The final regulations make these changes:

(i) The relief for fiscal year plans — which the preamble to the final regulation refers to as “non-calendar year plans” — was extended and expanded, and a new option (based on coverage and offers of coverage for full-time employees only) was added;

(ii) The relief for salary reduction elections was clarified in Notice 2013-71, but the final regulations made no further changes;

(iii) For purposes of determining full-time employee status, a shorter measurement period is permitted;

(iv) The application of Code section 4980H to applicable large employer members participating in multiemployer plans is extended and clarified;

(v) The rules governing the determination of applicable large employer status for 2014 are extended, and new rules were added under which offers of coverage in the first year of applicable large employer status need not commence until April 1 (rather than January 1);

(vi) The transition rule relating to offers of dependent coverage is extended; and

(vii) The transition rule for determining full-time employee status and variable hour employee determinations are extended.

 

10.

 

New transitional relief

 

The preamble to the final regulations added two important, new transition rules:

(i) For employers that meet the conditions below and have fewer than 100 full-time employees (including full-time equivalents) in 2014, the employer shared responsibility rules are delayed until the first day of the 2016 plan year. To be eligible for this relief, an employer will be required to certify that it meets the following conditions:

 

The employer must employ on average at least 50 full-time employees (including full-time equivalents) but fewer than 100 full-time employees (including full-time equivalents) on business days during 2014;

 

During the period beginning on February 9, 2014 and ending on December 31, 2014, the employer may not reduce the size of its workforce or the overall hours of service of its employees in order to qualify for the transition relief (other than for bona fide business reasons); and

 

During the period beginning on February 9, 2014 and ending on the last day of the 2015 plan year, the employer does not eliminate or materially reduce the health coverage, if any, it offered as of February 9, 2014.
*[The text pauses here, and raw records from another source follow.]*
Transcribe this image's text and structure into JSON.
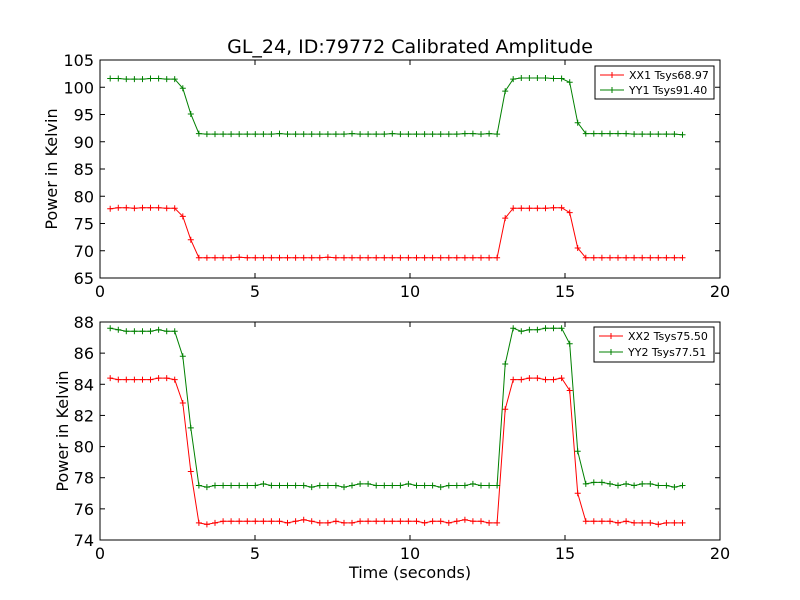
{
  "chart_data": [
    {
      "type": "line",
      "title": "GL_24, ID:79772 Calibrated Amplitude",
      "xlabel": "",
      "ylabel": "Power in Kelvin",
      "xlim": [
        0,
        20
      ],
      "ylim": [
        65,
        105
      ],
      "xticks": [
        0,
        5,
        10,
        15,
        20
      ],
      "yticks": [
        65,
        70,
        75,
        80,
        85,
        90,
        95,
        100,
        105
      ],
      "legend_position": "top-right",
      "grid": false,
      "x": [
        0.33,
        0.59,
        0.85,
        1.11,
        1.37,
        1.63,
        1.89,
        2.15,
        2.41,
        2.67,
        2.93,
        3.19,
        3.45,
        3.71,
        3.97,
        4.23,
        4.49,
        4.75,
        5.01,
        5.27,
        5.53,
        5.79,
        6.05,
        6.31,
        6.57,
        6.83,
        7.09,
        7.35,
        7.61,
        7.87,
        8.13,
        8.39,
        8.65,
        8.91,
        9.17,
        9.43,
        9.69,
        9.95,
        10.21,
        10.47,
        10.73,
        10.99,
        11.25,
        11.51,
        11.77,
        12.03,
        12.29,
        12.55,
        12.81,
        13.07,
        13.33,
        13.59,
        13.85,
        14.11,
        14.37,
        14.63,
        14.89,
        15.15,
        15.41,
        15.67,
        15.93,
        16.19,
        16.45,
        16.71,
        16.97,
        17.23,
        17.49,
        17.75,
        18.01,
        18.27,
        18.53,
        18.79
      ],
      "series": [
        {
          "name": "XX1 Tsys68.97",
          "color": "#ff0000",
          "values": [
            77.7,
            77.9,
            77.9,
            77.8,
            77.9,
            77.9,
            77.9,
            77.8,
            77.8,
            76.3,
            72.0,
            68.7,
            68.7,
            68.7,
            68.7,
            68.7,
            68.8,
            68.7,
            68.7,
            68.7,
            68.7,
            68.7,
            68.7,
            68.7,
            68.7,
            68.7,
            68.7,
            68.8,
            68.7,
            68.7,
            68.7,
            68.7,
            68.7,
            68.7,
            68.7,
            68.7,
            68.7,
            68.7,
            68.7,
            68.7,
            68.7,
            68.7,
            68.7,
            68.7,
            68.7,
            68.7,
            68.7,
            68.7,
            68.7,
            76.0,
            77.8,
            77.8,
            77.8,
            77.8,
            77.8,
            77.9,
            77.9,
            77.0,
            70.5,
            68.7,
            68.7,
            68.7,
            68.7,
            68.7,
            68.7,
            68.7,
            68.7,
            68.7,
            68.7,
            68.7,
            68.7,
            68.7
          ]
        },
        {
          "name": "YY1 Tsys91.40",
          "color": "#008000",
          "values": [
            101.6,
            101.6,
            101.5,
            101.5,
            101.5,
            101.6,
            101.6,
            101.5,
            101.5,
            99.8,
            95.1,
            91.5,
            91.4,
            91.4,
            91.4,
            91.4,
            91.4,
            91.4,
            91.4,
            91.4,
            91.4,
            91.5,
            91.4,
            91.4,
            91.4,
            91.4,
            91.4,
            91.4,
            91.4,
            91.4,
            91.5,
            91.4,
            91.4,
            91.4,
            91.4,
            91.5,
            91.4,
            91.4,
            91.4,
            91.4,
            91.4,
            91.4,
            91.4,
            91.4,
            91.5,
            91.5,
            91.4,
            91.5,
            91.4,
            99.3,
            101.5,
            101.7,
            101.7,
            101.7,
            101.7,
            101.6,
            101.6,
            100.9,
            93.5,
            91.5,
            91.5,
            91.5,
            91.5,
            91.5,
            91.5,
            91.4,
            91.4,
            91.4,
            91.4,
            91.4,
            91.4,
            91.3
          ]
        }
      ]
    },
    {
      "type": "line",
      "title": "",
      "xlabel": "Time (seconds)",
      "ylabel": "Power in Kelvin",
      "xlim": [
        0,
        20
      ],
      "ylim": [
        74,
        88
      ],
      "xticks": [
        0,
        5,
        10,
        15,
        20
      ],
      "yticks": [
        74,
        76,
        78,
        80,
        82,
        84,
        86,
        88
      ],
      "legend_position": "top-right",
      "grid": false,
      "x": [
        0.33,
        0.59,
        0.85,
        1.11,
        1.37,
        1.63,
        1.89,
        2.15,
        2.41,
        2.67,
        2.93,
        3.19,
        3.45,
        3.71,
        3.97,
        4.23,
        4.49,
        4.75,
        5.01,
        5.27,
        5.53,
        5.79,
        6.05,
        6.31,
        6.57,
        6.83,
        7.09,
        7.35,
        7.61,
        7.87,
        8.13,
        8.39,
        8.65,
        8.91,
        9.17,
        9.43,
        9.69,
        9.95,
        10.21,
        10.47,
        10.73,
        10.99,
        11.25,
        11.51,
        11.77,
        12.03,
        12.29,
        12.55,
        12.81,
        13.07,
        13.33,
        13.59,
        13.85,
        14.11,
        14.37,
        14.63,
        14.89,
        15.15,
        15.41,
        15.67,
        15.93,
        16.19,
        16.45,
        16.71,
        16.97,
        17.23,
        17.49,
        17.75,
        18.01,
        18.27,
        18.53,
        18.79
      ],
      "series": [
        {
          "name": "XX2 Tsys75.50",
          "color": "#ff0000",
          "values": [
            84.4,
            84.3,
            84.3,
            84.3,
            84.3,
            84.3,
            84.4,
            84.4,
            84.3,
            82.8,
            78.4,
            75.1,
            75.0,
            75.1,
            75.2,
            75.2,
            75.2,
            75.2,
            75.2,
            75.2,
            75.2,
            75.2,
            75.1,
            75.2,
            75.3,
            75.2,
            75.1,
            75.1,
            75.2,
            75.1,
            75.1,
            75.2,
            75.2,
            75.2,
            75.2,
            75.2,
            75.2,
            75.2,
            75.2,
            75.1,
            75.2,
            75.2,
            75.1,
            75.2,
            75.3,
            75.2,
            75.2,
            75.1,
            75.1,
            82.4,
            84.3,
            84.3,
            84.4,
            84.4,
            84.3,
            84.3,
            84.4,
            83.6,
            77.0,
            75.2,
            75.2,
            75.2,
            75.2,
            75.1,
            75.2,
            75.1,
            75.1,
            75.1,
            75.0,
            75.1,
            75.1,
            75.1
          ]
        },
        {
          "name": "YY2 Tsys77.51",
          "color": "#008000",
          "values": [
            87.6,
            87.5,
            87.4,
            87.4,
            87.4,
            87.4,
            87.5,
            87.4,
            87.4,
            85.8,
            81.2,
            77.5,
            77.4,
            77.5,
            77.5,
            77.5,
            77.5,
            77.5,
            77.5,
            77.6,
            77.5,
            77.5,
            77.5,
            77.5,
            77.5,
            77.4,
            77.5,
            77.5,
            77.5,
            77.4,
            77.5,
            77.6,
            77.6,
            77.5,
            77.5,
            77.5,
            77.5,
            77.6,
            77.5,
            77.5,
            77.5,
            77.4,
            77.5,
            77.5,
            77.5,
            77.6,
            77.5,
            77.5,
            77.5,
            85.3,
            87.6,
            87.4,
            87.5,
            87.5,
            87.6,
            87.6,
            87.6,
            86.6,
            79.7,
            77.6,
            77.7,
            77.7,
            77.6,
            77.5,
            77.6,
            77.5,
            77.6,
            77.6,
            77.5,
            77.5,
            77.4,
            77.5
          ]
        }
      ]
    }
  ]
}
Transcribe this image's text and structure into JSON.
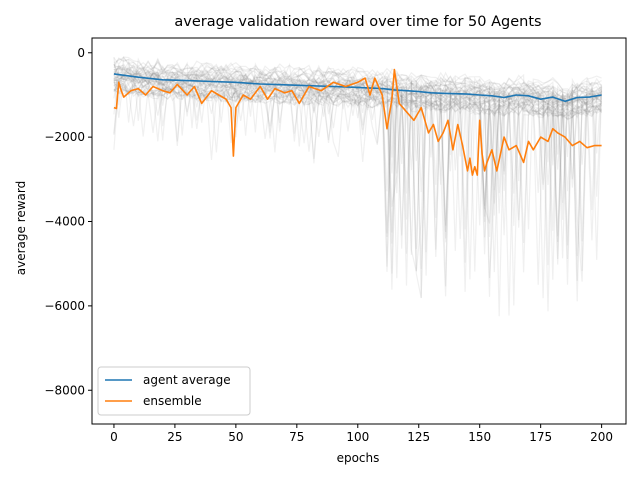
{
  "chart_data": {
    "type": "line",
    "title": "average validation reward over time for 50 Agents",
    "xlabel": "epochs",
    "ylabel": "average reward",
    "xlim": [
      -9,
      210
    ],
    "ylim": [
      -8800,
      350
    ],
    "xticks": [
      0,
      25,
      50,
      75,
      100,
      125,
      150,
      175,
      200
    ],
    "yticks": [
      0,
      -2000,
      -4000,
      -6000,
      -8000
    ],
    "ytick_labels": [
      "0",
      "−2000",
      "−4000",
      "−6000",
      "−8000"
    ],
    "grid": false,
    "legend": {
      "position": "lower-left",
      "entries": [
        {
          "label": "agent average",
          "color": "#1f77b4"
        },
        {
          "label": "ensemble",
          "color": "#ff7f0e"
        }
      ]
    },
    "background_agents": {
      "count": 50,
      "color": "#808080",
      "opacity": 0.12
    },
    "series": [
      {
        "name": "agent average",
        "color": "#1f77b4",
        "x": [
          0,
          10,
          20,
          30,
          40,
          50,
          60,
          70,
          80,
          90,
          100,
          110,
          115,
          120,
          125,
          130,
          135,
          140,
          145,
          150,
          155,
          160,
          165,
          170,
          175,
          180,
          185,
          190,
          195,
          200
        ],
        "y": [
          -500,
          -580,
          -640,
          -660,
          -680,
          -700,
          -740,
          -760,
          -780,
          -800,
          -820,
          -850,
          -880,
          -900,
          -920,
          -950,
          -960,
          -970,
          -980,
          -1000,
          -1020,
          -1060,
          -1000,
          -1020,
          -1100,
          -1050,
          -1150,
          -1060,
          -1050,
          -1000
        ]
      },
      {
        "name": "ensemble",
        "color": "#ff7f0e",
        "x": [
          0,
          1,
          2,
          3,
          4,
          5,
          7,
          10,
          13,
          16,
          20,
          23,
          26,
          30,
          33,
          36,
          40,
          43,
          46,
          48,
          49,
          50,
          53,
          56,
          60,
          63,
          66,
          70,
          73,
          76,
          80,
          85,
          90,
          95,
          100,
          103,
          105,
          107,
          110,
          112,
          114,
          115,
          117,
          120,
          123,
          126,
          129,
          131,
          133,
          135,
          137,
          139,
          141,
          143,
          145,
          146,
          147,
          148,
          149,
          150,
          151,
          152,
          153,
          155,
          157,
          160,
          162,
          165,
          168,
          170,
          172,
          175,
          178,
          180,
          182,
          185,
          188,
          191,
          194,
          197,
          200
        ],
        "y": [
          -1300,
          -1320,
          -700,
          -900,
          -1050,
          -1000,
          -900,
          -850,
          -1000,
          -800,
          -900,
          -950,
          -750,
          -1000,
          -800,
          -1200,
          -900,
          -1000,
          -1100,
          -1300,
          -2450,
          -1300,
          -1000,
          -1100,
          -800,
          -1100,
          -850,
          -950,
          -900,
          -1200,
          -800,
          -900,
          -700,
          -800,
          -700,
          -600,
          -1000,
          -600,
          -1000,
          -1800,
          -1100,
          -400,
          -1200,
          -1400,
          -1600,
          -1300,
          -1900,
          -1700,
          -2100,
          -1900,
          -1600,
          -2300,
          -1700,
          -2200,
          -2800,
          -2500,
          -2900,
          -2700,
          -2900,
          -1600,
          -2400,
          -2800,
          -2600,
          -2300,
          -2800,
          -2000,
          -2300,
          -2200,
          -2600,
          -2100,
          -2300,
          -2000,
          -2100,
          -1800,
          -1900,
          -2000,
          -2200,
          -2100,
          -2250,
          -2200,
          -2200
        ]
      }
    ]
  }
}
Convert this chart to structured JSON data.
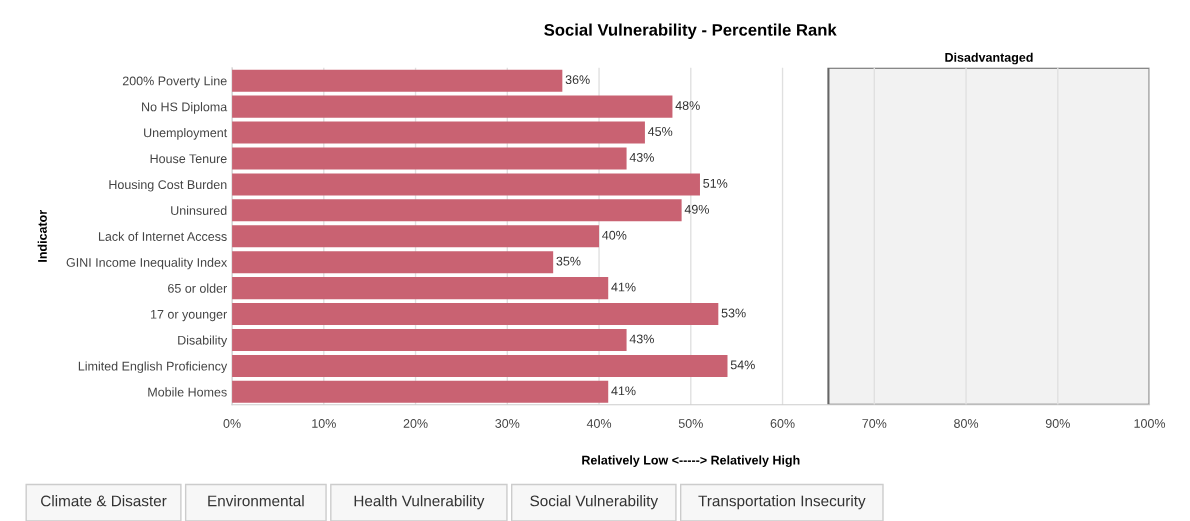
{
  "chart_data": {
    "type": "bar",
    "orientation": "horizontal",
    "title": "Social Vulnerability - Percentile Rank",
    "xlabel": "Relatively Low <-----> Relatively High",
    "ylabel": "Indicator",
    "categories": [
      "200% Poverty Line",
      "No HS Diploma",
      "Unemployment",
      "House Tenure",
      "Housing Cost Burden",
      "Uninsured",
      "Lack of Internet Access",
      "GINI Income Inequality Index",
      "65 or older",
      "17 or younger",
      "Disability",
      "Limited English Proficiency",
      "Mobile Homes"
    ],
    "values": [
      36,
      48,
      45,
      43,
      51,
      49,
      40,
      35,
      41,
      53,
      43,
      54,
      41
    ],
    "value_labels": [
      "36%",
      "48%",
      "45%",
      "43%",
      "51%",
      "49%",
      "40%",
      "35%",
      "41%",
      "53%",
      "43%",
      "54%",
      "41%"
    ],
    "color": "#c96272",
    "xlim": [
      0,
      100
    ],
    "xticks": [
      {
        "value": 0,
        "label": "0%"
      },
      {
        "value": 10,
        "label": "10%"
      },
      {
        "value": 20,
        "label": "20%"
      },
      {
        "value": 30,
        "label": "30%"
      },
      {
        "value": 40,
        "label": "40%"
      },
      {
        "value": 50,
        "label": "50%"
      },
      {
        "value": 60,
        "label": "60%"
      },
      {
        "value": 70,
        "label": "70%"
      },
      {
        "value": 80,
        "label": "80%"
      },
      {
        "value": 90,
        "label": "90%"
      },
      {
        "value": 100,
        "label": "100%"
      }
    ],
    "bands": [
      {
        "axis": "x",
        "from": 65,
        "to": 100,
        "label": "Disadvantaged",
        "color": "#f2f2f2"
      }
    ],
    "grid": "x",
    "annotations": [
      "Climate & Disaster",
      "Environmental",
      "Health Vulnerability",
      "Social Vulnerability",
      "Transportation Insecurity"
    ]
  }
}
(ii) Under the proposed regulations, an employer is deemed to have failed to make an offer of coverage to its full-time employees if it does not offer health coverage or offers coverage to fewer than 95% of its full-time employees and (unless the employer qualifies for the 2015 dependent coverage transition relief) the dependents of those employees. For 2015 (and for any calendar months during a non-calendar year plan year beginning in 2015 that fall in 2016), the 95% threshold is lowered to 70%.